My work involves plotting maps of sea ice. Because it is easily available and scientific, I have been using cmocean's "ice" quite a lot in the past. But some of its intrinsic characteristics have also led me look for alternatives. This post is to discuss the "ice" colormap for plotting sea ice fields (from models or satellite data).
By far, the key sea-ice variable we see plotted with cmocean.ice is sea-ice concentration (or sea-ice area fraction): the fraction of an ocean area that is covered with sea ice. A sea-ice concentration of 0 means there is no ice (only ocean). A sea-ice concentration of 1 means there is only ice (no ocean visible from above). A sea-ice concentration of 0.7 really means 0.7 ice on top of 0.3 ocean.
In our common imagination / representation ice is white and ocean is blue. A scientific colormap for sea-ice concentration should thus run from blue to white.
However, cmocean's 'ice' runs from very dark blue (almost black) to very light blue (almost white).

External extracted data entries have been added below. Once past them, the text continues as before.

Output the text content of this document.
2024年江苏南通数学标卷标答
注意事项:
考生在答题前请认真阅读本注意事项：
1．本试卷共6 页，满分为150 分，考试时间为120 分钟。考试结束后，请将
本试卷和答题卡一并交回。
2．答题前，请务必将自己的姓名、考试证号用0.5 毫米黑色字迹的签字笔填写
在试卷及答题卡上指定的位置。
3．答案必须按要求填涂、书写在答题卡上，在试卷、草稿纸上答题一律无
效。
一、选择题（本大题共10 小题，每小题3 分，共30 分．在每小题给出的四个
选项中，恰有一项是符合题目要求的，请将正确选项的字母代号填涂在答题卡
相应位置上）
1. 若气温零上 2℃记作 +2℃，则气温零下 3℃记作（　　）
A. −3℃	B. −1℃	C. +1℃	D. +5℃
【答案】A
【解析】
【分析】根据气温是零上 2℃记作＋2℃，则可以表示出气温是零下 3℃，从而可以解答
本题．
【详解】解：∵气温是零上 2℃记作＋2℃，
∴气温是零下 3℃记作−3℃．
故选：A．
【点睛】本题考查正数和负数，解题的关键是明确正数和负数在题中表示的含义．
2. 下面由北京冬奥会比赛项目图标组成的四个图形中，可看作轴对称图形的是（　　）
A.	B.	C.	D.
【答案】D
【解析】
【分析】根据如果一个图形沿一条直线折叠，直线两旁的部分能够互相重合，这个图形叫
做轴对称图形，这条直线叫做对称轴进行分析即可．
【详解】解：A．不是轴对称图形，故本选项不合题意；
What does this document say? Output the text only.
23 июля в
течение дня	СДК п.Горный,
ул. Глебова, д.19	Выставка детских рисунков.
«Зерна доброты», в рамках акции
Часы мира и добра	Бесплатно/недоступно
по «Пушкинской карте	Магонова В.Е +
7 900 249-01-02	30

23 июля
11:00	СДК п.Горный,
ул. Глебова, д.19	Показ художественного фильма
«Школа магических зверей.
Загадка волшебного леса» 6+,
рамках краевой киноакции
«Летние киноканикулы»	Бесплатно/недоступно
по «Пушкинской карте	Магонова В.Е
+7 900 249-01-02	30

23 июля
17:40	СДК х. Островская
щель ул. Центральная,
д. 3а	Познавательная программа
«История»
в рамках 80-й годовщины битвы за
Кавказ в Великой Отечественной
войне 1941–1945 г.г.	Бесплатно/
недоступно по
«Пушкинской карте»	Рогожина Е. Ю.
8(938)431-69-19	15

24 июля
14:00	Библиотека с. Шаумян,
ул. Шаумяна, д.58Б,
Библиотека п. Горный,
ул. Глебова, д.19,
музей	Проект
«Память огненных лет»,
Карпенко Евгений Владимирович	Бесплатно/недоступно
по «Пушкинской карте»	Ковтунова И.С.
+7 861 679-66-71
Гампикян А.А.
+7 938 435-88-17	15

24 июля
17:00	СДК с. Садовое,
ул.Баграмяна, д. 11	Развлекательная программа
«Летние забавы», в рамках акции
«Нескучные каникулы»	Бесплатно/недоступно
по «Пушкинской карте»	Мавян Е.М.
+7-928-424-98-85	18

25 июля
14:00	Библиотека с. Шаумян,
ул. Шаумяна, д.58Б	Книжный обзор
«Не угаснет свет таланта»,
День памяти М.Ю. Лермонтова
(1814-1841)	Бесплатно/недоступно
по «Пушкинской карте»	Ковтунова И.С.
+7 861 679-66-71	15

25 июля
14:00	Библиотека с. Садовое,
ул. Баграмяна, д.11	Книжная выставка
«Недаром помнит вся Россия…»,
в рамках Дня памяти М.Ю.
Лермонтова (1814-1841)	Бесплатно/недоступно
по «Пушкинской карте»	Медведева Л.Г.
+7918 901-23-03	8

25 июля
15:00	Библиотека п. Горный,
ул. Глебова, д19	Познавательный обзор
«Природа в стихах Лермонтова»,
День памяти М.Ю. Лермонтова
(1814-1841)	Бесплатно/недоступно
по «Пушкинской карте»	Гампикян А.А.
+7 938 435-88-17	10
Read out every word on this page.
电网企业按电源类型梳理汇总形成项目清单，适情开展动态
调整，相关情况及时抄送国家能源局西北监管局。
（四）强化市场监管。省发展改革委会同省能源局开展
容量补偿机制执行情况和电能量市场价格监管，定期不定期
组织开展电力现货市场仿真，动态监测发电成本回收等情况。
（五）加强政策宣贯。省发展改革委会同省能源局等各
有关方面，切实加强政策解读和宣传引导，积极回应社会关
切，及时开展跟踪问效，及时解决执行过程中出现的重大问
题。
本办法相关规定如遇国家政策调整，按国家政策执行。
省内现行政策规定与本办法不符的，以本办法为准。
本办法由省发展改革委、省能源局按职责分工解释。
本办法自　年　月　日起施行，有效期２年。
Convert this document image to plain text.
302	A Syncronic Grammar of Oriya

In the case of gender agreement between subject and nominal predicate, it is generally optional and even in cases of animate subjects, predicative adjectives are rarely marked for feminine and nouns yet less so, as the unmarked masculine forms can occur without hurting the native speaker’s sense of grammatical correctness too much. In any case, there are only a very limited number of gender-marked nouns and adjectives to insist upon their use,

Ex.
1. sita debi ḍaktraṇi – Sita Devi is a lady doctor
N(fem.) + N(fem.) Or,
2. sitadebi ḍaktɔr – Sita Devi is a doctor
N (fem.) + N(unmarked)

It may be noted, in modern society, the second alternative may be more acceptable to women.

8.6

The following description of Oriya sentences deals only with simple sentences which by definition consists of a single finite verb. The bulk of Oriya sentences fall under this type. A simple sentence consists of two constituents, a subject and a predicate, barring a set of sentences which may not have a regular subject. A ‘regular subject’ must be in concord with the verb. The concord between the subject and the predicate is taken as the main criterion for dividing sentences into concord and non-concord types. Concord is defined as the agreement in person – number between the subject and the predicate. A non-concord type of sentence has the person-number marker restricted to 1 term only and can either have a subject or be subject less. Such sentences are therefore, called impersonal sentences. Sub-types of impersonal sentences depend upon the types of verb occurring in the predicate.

To me, the main issue with cmocean.ice when plotting sea-ice concentration (which is what we use it for 99% of the time) is that the high-end of the colormap is quite far from white. This is really blueish. Areas with a sea-ice concentration of 1 (as given by a forecast model or a satellite) do not look like fully ice-covered when plotted with cmocean.ice, because they are slightly blue, a color that is associated with some fraction of ocean (thus a sea-ice concentration below 1).
A second issue is that the low-end of the colormap is very dark, almost pitch black. This is sub-optimal for two reasons:
- a common representation is that the ocean is blue, not black.
- sea-ice concentration is the linear weigthing between no ice (ocean) and only ice (white). But the 'ice' colormap starts from black, runs through blues, and ends (close to) white. To me this does not convey well the linear mixing of more and more ice on top of the ocean. If we start from a black ocean, we should not be adding blue when adding ice, we should be adding white (and the colormap would be much closer to "gray".
Below are 3 maps of sea-ice concentration using 1) cmocean's ice,
2) matplotlib's Blues_r,
and 3) matplotlib's PuBu_r.
You can see for yourself the differences, and in particular how cmocean's ice does not end in white, which results in a general perception of less sea-ice concentration (more melt).
Personnaly I tend to prefer the third map (PuBu_r) because of the color of the ocean. But the main problem with Blues_r and PuBu_r is that they are NOT scientific colormaps (see matplotlib's doc), and we should be using scientific colormaps for scientific data.
All in all, I want to discuss the cmocean's "ice" colormap with the community. I do not know why it was designed this way, there are certainly very good reasons. This colormap is maybe perfect for other cryospheric applications (land ice? mountain glaciers? snow?) but for sea ice and in particular sea-ice concentration it is not optimal.
Another question to the cmocean developers is if there are routines in the cmocean package I could use to tweak the ice colormap to have the desired characteristics above (starting from a blue, ending much closer to white).
Finally, if it comes to this, should we collectively design a new scientific colormap for sea-ice concentration (how?) and could the new colormap enter future versions of cmocean if there is a broader interest.